Seegerichtshof: Russland muss Forderungen nachkommen

Russland ist laut Konvention verpflichtet, sich an das Urteil des Gerichts zu halten. Sanktionen kann das Tribunal allerdings nicht verhängen. Nach Ansicht der russischen Politologin Kira Sasonowa kann Moskau das Urteil nicht umsetzen, weil die Entscheidung die nationale Souveränität und Sicherheit nicht berücksichtige. "Deshalb muss sich Russland keine Sorgen machen und kann sich entspannen", sagte sie der Agentur Ria Nowosti. Beide Seiten sollten nun keine zusätzlichen Maßnahmen veranlassen, um die extrem angespannte Situation weiter zu verschärfen, sagte der UN-Richter. Russland sei verpflichtet, den Forderungen nachzukommen. Bis 25.06.2019 müssten die Ukraine und Russland Hamburg darüber berichten.

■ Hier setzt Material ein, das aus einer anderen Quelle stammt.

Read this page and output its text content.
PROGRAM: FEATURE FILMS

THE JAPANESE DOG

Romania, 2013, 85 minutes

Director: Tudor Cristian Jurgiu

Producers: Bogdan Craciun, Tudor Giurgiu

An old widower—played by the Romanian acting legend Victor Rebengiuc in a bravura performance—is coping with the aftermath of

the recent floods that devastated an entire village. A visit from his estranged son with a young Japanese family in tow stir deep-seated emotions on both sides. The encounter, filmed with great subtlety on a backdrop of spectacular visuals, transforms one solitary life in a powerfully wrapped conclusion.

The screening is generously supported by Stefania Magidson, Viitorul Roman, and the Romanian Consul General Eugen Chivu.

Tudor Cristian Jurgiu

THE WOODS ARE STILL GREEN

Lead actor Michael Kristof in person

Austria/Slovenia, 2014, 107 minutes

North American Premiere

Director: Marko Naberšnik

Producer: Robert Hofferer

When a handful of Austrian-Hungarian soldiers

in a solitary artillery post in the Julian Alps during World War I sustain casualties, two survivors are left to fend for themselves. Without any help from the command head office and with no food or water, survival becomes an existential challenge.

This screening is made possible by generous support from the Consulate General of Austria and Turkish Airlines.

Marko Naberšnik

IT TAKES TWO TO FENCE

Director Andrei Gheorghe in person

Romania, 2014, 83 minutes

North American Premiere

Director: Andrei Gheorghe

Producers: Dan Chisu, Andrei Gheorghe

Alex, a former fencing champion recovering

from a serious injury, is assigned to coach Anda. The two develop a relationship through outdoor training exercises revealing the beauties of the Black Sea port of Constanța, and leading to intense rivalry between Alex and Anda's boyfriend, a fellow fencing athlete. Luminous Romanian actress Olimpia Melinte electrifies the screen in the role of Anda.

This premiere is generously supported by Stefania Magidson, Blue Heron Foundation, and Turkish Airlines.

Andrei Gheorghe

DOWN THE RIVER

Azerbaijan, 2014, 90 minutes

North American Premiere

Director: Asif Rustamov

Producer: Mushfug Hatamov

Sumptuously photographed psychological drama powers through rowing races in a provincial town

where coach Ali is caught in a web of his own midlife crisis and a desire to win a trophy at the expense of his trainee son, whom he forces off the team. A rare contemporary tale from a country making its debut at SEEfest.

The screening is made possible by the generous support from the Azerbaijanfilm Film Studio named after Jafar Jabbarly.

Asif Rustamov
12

Bundesregierung hatte sich im Vorfeld für friedliche Lösung eingesetzt

Zuvor hatte sich die Bundesregierung für die Freilassung der Seeleute und eine friedliche Lösung eingesetzt. Der Grünen-Politiker Manuel Sarrazin sagte, Deutschland müsse die Umsetzung des Urteils einfordern. Zudem zeige sich nun, "ob der Kreml überhaupt an der Einhaltung von internationalem Recht interessiert ist". Der außenpolitische Sprecher der CDU/CSU-Bundestagsfraktion, Jürgen Hardt, erklärte: "Weder die Krim noch das Asowsche Meer noch die Ostukraine sind legitimes Aktions- und Herrschaftsgebiet Russlands."

Redaktion beck-aktuell, 27. Mai 2019 (dpa).